The figures show an embodiment of the present invention, and FIG. 1 is a longitudinal sectional front view of the main parts of the plating device, and FIG. 2 is a partial perspective view showing the positional relationship between the shielding plate, the anode opening, and the anode. , Fig. 3 is a cross-sectional view of Fig. 1, Fig. 4 is a schematic plan view showing the positional relationship with the shielding plate when the object to be plated is moving, and Fig. 5 is a diagram for the anode when the object to be plated is temporarily stopped. FIG. 3 is a schematic plan view showing the positional relationship with the opening.

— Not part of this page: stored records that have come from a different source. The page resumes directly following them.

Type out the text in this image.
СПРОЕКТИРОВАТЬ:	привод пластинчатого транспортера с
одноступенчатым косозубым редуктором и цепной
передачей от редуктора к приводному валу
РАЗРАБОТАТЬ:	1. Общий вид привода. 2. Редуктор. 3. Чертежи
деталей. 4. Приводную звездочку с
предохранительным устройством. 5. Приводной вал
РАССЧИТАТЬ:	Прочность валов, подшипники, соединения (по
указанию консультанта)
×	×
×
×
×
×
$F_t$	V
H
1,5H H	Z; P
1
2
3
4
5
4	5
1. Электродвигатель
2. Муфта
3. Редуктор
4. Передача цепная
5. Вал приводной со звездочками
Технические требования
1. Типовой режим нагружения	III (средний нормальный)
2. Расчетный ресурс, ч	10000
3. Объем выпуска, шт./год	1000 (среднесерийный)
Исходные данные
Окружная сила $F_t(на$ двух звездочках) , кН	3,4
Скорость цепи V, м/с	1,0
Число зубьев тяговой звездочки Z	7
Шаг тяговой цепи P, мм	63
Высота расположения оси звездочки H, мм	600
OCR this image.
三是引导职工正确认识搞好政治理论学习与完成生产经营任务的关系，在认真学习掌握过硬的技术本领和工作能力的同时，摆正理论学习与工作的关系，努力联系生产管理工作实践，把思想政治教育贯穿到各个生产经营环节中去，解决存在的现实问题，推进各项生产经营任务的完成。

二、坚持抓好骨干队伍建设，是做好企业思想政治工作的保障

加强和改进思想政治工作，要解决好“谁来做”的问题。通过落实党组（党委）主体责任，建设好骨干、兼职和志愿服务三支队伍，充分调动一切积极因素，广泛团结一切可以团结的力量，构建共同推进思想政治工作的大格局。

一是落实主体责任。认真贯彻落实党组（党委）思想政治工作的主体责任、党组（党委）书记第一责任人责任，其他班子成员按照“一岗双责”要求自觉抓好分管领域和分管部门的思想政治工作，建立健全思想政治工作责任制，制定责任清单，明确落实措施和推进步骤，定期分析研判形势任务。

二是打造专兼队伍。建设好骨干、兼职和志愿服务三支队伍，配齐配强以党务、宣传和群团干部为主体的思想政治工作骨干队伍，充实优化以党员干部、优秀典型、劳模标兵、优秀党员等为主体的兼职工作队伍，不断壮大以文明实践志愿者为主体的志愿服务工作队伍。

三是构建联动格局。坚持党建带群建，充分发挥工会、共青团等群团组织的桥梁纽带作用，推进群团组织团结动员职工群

Drawing code, 1... object to be plated, 2... plating tank, 4... conveying means, 5... holding jig, 6... conveying part, 7... cathode contact, 8... conveying path, 9...
Opening, 10...shielding plate, 11... anode.

Claims (1)

[Claims] 1. In the plating tank 2, an endless conveying means 4 that can move horizontally inside is provided, and on the outer periphery of the conveying means 4,
A holding jig 5 capable of holding the object 1 to be plated in a horizontally long vertical shape is provided continuously, and the cathode contact 7 is endless.
A shielding plate 1 is provided movably within the transport section 6 above the holding jig 5 and has anode openings 9, 9 on both sides of the transport section 6 at regular intervals in the direction of movement.
0 and 10, and parallel anodes 11 and 11 are provided outside the respective anode openings 9 and 9 to both sides of the object to be plated, and the conveying means 4 is connected to the object to be plated so that the central part in the longitudinal direction of the object to be plated is A full-surface plating device characterized in that it is capable of intermittent movement, stopping for a certain period of time when the anode openings 9, 9 of the shielding plates 10, 10 are reached.